Because of the intense inflammation often seen at the site of the immunization with the gp100 peptide, we hypothesized that this inflammatory environment might promote immunization to the tyrosinase peptide if injected in the same emulsion at the same site. We thus performed a sequential study in 33 melanoma patients using a mixture of the gp100 and tyrosinase peptides injected in the same emulsion and compared the results of the use of these same 2 peptides immunized in separate emulsions. Three different assays were used to assess the immune reactivity to the peptides, including an in vitro sensitization boost assay as well as ELISpot and tetramer assays. Each assay measures a different aspect of the antitumor immune response.
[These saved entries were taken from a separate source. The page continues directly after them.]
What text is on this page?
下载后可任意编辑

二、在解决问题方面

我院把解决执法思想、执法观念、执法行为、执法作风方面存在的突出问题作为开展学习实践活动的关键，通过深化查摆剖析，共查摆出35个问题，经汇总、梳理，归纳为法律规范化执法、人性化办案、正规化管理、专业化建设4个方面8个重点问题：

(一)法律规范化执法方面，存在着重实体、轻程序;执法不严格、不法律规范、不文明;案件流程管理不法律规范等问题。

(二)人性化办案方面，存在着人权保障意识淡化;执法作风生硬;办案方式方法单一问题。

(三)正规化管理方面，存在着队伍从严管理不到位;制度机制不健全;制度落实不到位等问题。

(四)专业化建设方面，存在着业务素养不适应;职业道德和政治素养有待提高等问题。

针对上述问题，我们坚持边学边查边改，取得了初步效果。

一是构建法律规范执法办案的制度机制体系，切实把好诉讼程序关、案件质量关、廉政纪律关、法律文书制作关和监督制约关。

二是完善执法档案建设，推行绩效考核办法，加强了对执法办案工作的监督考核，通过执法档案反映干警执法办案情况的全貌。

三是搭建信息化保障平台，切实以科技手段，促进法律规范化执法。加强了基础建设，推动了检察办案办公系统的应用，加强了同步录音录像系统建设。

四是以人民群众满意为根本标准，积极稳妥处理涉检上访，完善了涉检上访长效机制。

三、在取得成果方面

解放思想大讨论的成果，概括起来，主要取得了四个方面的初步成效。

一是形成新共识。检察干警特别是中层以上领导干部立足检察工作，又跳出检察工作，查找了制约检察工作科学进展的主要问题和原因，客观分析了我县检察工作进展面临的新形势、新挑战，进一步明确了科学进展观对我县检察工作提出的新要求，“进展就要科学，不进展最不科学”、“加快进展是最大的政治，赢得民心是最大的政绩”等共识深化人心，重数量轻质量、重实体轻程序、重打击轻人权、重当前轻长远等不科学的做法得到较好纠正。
Surprisingly, using all 3 assays, mixing the 2 peptides together in the same emulsion substantially reduced the degree of immunization tested against the native immunogenic gp100:209–217 peptide. A decrease was seen when assessing the number of patients immunized as well as the intensity of the immunization. Protocols 1 and 2 were conducted sequentially, and a prospective randomized trial evaluating peptides injected separately or together would be required to evaluate this phenomenon definitively. The in vitro assays were performed on cryopreserved specimens at the same time to minimize the effects of this nonrandomized comparison, however.

Interestingly, using the in vitro sensitization assay, the mixture of peptides in the same emulsion resulted in an increase in the ability to immunize against the tyrosinase peptide as hypothesized. Quite unpredictably, however, immunization of the gp100 peptide was substantially decreased at the same time.

The mechanism to explain why immunization with mixed peptides presented by the same HLA molecule seemed to interfere with each other is unknown. Competition of peptides for binding to major histocompatibility complex (MHC) molecules on an antigen-presenting cell has been described and can lead to immunodominance of some peptides compared with others.21 In our in vitro studies, the gp100 and tyrosinase peptides competed with each other for recognition when pulsed onto HLA-A*0201-positive T cells. It is thus possible that the presence of the tyrosinase peptide in the same emulsion as the gp100 peptide led to decreased presentation of the gp100 peptide in vivo, resulting in decreased immunization to this peptide. Simultaneously, the inflammatory reaction to the gp100 peptide seen in both protocols could have resulted in an increase in immunization against the tyrosinase peptide.

These findings have significance for multiple ongoing efforts using multiepitope vaccines in cancer patients. Many published and ongoing studies use mixtures of peptides injected together without carefully analyzing the impact of each of the peptides on the ability to immunize against the others. Careful attention should be paid to the possible interactions of peptides in these widely used multiepitope peptide vaccines.